The basic idea of asylum is simple: Someone comes to your door because they are in danger, because they are afraid. You open your door, and you share your roof. But within this simple idea lies a labyrinth constructed of different sorts of fear. Some fear is grounded in immediate physical danger, some is diffused in general conditions of oppression; some is exaggerated, some completely imagined. Some fears are unrealized, some send you to your grave.
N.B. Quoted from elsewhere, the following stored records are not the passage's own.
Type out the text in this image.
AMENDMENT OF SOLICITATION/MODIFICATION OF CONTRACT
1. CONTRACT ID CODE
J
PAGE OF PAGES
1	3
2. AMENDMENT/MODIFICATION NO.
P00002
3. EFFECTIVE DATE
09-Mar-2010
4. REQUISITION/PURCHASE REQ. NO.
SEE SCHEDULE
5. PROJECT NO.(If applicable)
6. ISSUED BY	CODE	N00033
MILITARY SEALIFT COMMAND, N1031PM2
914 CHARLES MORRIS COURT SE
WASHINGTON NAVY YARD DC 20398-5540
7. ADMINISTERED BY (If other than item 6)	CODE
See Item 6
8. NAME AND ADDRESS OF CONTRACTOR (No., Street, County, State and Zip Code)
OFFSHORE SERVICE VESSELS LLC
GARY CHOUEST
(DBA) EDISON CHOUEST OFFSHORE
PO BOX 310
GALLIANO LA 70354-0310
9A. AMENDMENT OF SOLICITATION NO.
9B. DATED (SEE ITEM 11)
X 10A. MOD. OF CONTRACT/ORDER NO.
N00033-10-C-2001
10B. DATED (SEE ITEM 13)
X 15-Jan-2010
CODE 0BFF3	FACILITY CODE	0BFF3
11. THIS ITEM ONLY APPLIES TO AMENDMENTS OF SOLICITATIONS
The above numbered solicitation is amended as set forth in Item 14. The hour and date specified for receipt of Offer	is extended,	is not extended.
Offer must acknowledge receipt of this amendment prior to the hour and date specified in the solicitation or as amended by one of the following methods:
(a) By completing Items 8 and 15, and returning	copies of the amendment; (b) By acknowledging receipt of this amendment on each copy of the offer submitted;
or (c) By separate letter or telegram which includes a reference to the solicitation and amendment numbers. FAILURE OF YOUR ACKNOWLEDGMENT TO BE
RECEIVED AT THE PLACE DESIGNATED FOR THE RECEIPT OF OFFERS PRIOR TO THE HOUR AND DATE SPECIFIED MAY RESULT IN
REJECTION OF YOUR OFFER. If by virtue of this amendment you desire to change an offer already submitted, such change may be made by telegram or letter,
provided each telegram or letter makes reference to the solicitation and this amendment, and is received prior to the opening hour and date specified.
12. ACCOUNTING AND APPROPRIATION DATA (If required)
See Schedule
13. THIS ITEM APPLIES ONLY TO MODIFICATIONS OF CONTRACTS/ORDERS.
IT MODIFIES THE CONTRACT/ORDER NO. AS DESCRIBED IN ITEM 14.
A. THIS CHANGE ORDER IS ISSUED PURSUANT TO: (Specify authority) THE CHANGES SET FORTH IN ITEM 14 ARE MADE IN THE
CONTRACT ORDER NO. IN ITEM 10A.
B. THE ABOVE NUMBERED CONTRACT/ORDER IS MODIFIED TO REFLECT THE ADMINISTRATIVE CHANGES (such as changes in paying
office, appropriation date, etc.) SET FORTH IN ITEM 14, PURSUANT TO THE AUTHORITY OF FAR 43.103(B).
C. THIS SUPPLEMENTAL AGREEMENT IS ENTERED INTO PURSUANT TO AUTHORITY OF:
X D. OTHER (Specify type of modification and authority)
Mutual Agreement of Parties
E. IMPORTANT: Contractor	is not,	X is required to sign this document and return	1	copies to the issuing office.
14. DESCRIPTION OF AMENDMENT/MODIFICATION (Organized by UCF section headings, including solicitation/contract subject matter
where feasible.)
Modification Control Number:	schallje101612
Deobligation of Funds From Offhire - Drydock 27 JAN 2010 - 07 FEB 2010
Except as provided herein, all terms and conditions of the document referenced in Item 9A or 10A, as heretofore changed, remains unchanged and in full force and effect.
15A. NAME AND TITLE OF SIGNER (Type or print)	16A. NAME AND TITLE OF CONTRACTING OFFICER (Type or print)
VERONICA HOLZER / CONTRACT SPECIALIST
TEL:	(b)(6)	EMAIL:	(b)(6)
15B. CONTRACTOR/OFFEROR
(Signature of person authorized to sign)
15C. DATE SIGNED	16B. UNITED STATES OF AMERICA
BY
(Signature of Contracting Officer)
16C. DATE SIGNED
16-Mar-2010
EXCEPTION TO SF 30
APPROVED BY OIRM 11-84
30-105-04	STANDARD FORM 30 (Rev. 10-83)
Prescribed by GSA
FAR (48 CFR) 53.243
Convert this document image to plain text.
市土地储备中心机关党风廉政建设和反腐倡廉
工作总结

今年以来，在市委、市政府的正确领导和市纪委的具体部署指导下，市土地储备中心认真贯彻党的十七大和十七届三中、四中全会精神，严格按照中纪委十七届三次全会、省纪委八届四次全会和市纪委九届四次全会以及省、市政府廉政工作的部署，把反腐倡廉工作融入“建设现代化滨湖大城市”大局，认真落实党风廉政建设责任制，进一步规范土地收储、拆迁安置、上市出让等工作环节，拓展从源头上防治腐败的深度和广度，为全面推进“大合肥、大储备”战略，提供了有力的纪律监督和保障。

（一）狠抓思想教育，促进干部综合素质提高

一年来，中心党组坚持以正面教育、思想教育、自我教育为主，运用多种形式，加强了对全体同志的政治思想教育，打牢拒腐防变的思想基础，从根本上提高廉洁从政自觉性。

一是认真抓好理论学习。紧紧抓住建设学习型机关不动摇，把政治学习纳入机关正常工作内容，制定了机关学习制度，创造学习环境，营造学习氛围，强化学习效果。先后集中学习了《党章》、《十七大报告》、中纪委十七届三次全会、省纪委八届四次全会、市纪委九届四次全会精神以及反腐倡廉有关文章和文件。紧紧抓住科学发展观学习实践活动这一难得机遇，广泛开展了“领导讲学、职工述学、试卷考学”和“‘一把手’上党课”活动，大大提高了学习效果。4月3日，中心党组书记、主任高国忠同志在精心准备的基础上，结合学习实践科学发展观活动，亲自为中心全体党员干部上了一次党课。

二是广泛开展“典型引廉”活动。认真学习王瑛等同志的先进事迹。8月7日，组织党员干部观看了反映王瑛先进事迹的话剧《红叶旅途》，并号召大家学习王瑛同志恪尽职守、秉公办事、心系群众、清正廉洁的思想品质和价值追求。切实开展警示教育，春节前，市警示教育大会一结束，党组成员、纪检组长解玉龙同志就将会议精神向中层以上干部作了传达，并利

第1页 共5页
As a legal construct, asylum is less simple. According to the 1951 United Nations Refugee Convention, which set the original international standard for defining refugees and asylum seekers, an asylum seeker is someone who “owing to a well-founded fear of being persecuted for reasons of race, religion, nationality, membership of a particular social group or political opinion, is outside the country of his nationality and is unable or, owing to such fear, is unwilling to avail himself of the protection of that country; or who, not having a nationality and being outside the country of his former habitual residence as a result of such events, is unable or, owing to such fear, is unwilling to return to it.”
Fear is the requisite for asylum, but the definition is based on a fear of a specific entity, the state, and a fear of being persecuted by the state or its representatives. Many of today’s asylum seekers, especially those from Central America and Mexico (which, taken together, account for most of the people seeking asylum in the United States), are fleeing non-state persecutors. According to the United Nations High Commissioner for Refugees’ (UNHCR) Handbook on Procedures and Criteria for Determining Refugee Status, “in general, the applicant’s fear should be considered well founded if he can establish, to a reasonable degree, that his continued stay in his country of origin has become intolerable to him.”
The US Supreme Court also wrestled with the definition of well-founded fear after Congress adopted the language of the Refugee Convention into law with the 1980 Refugee Act. During the oral arguments for a 1987 case, Immigration and Naturalization Service v. Cardoza-Fonseca, in which a Nicaraguan woman who overstayed her visa appealed to the United States for asylum, attorney Dana Leigh Marks suggested defining such fear according to the “reasonable person” standard: Would a reasonable person in this same factual situation fear persecution upon return to their country? But the justices sought a more quantifiable criterion than reasonableness—they tried to pin down the quivering subjectivity of fear. In his majority opinion Justice John Paul Stevens wrote, “One can certainly have a well-founded fear of an event happening when there is less than a 50 percent chance of the occurrence taking place.”